I am writing this while waiting for a pre-trial Zoom hearing on a ticket issued by the Town of Palm Beach — the same defendant in a federal lawsuit I filed in the Southern District of Florida. My advice: fight every wrongfully issued ticket, every time, even when that small voice whispers the city might have had a point.
Under Florida law, a citation is only enforceable if supported by a compliant sign. Florida Statute §316.0745(4) requires MUTCD conformance. Wrong color, wrong position, fails to illuminate — the sign is a legal nullity. A ticket born from a nullity is no ticket at all.
“If the sign doesn’t glow, the ticket’s gotta go. If the sign is blue, it can’t tell you what to do.”

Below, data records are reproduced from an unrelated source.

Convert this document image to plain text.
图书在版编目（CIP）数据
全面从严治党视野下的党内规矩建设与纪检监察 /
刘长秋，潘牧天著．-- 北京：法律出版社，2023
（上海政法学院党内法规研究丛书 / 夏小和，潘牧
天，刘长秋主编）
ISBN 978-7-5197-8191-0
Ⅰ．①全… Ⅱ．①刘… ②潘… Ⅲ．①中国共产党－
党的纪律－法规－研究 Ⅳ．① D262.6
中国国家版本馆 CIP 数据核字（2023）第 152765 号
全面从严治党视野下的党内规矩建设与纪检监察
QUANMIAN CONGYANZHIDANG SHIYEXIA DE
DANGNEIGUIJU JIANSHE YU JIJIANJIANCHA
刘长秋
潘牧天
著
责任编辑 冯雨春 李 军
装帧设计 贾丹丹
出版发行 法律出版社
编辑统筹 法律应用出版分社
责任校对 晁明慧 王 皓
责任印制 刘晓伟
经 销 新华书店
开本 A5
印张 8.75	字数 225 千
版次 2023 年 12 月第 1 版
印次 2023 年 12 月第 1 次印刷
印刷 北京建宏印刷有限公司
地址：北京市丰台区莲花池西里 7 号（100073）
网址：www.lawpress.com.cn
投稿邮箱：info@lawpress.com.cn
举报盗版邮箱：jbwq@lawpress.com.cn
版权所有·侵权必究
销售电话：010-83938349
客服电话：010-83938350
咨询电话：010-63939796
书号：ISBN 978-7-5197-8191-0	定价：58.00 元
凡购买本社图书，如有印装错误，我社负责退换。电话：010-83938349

Palm Beach has taken the shakedown further. To park on a public street in this enclave — where our president resides, on roads your taxes maintain — you must download ParkMobile. Not one option among several. Required. Then pay a convenience fee on top. No meter. No pay station. No cash. Just a private company’s app as the toll booth to a public street. That is a paywall on public property, and it raises serious questions about unconstitutional delegation of police power, ADA Title II compliance, and whether those “convenience fees” are unauthorized taxes under the Florida Constitution.
Here is the practical argument: every ticket paid without contest tells the municipality the math works. The moment enough drivers fight, it doesn’t. You need no lawyer — request a hearing, show up, and ask the officer to prove the sign was compliant. Ask whether a non-app option existed. The burden is theirs, not yours.
My federal case names six Florida municipalities and multiple private vendors. The alleged overcharge to Florida drivers runs into the billions over a decade. But it started with one ticket, one sign I looked up at, one city that assumed I’d pay and walk away.
I didn’t. Neither should you.




I got ticketed in St Pete Florida at the pier a couple of years ago, fought it and won. Said I didn’t pay at the kiosk and they had actually ticketed me between getting out of the car and walking over to the kiosk to pay. Thank goodness I took a screenshot of the payment screen.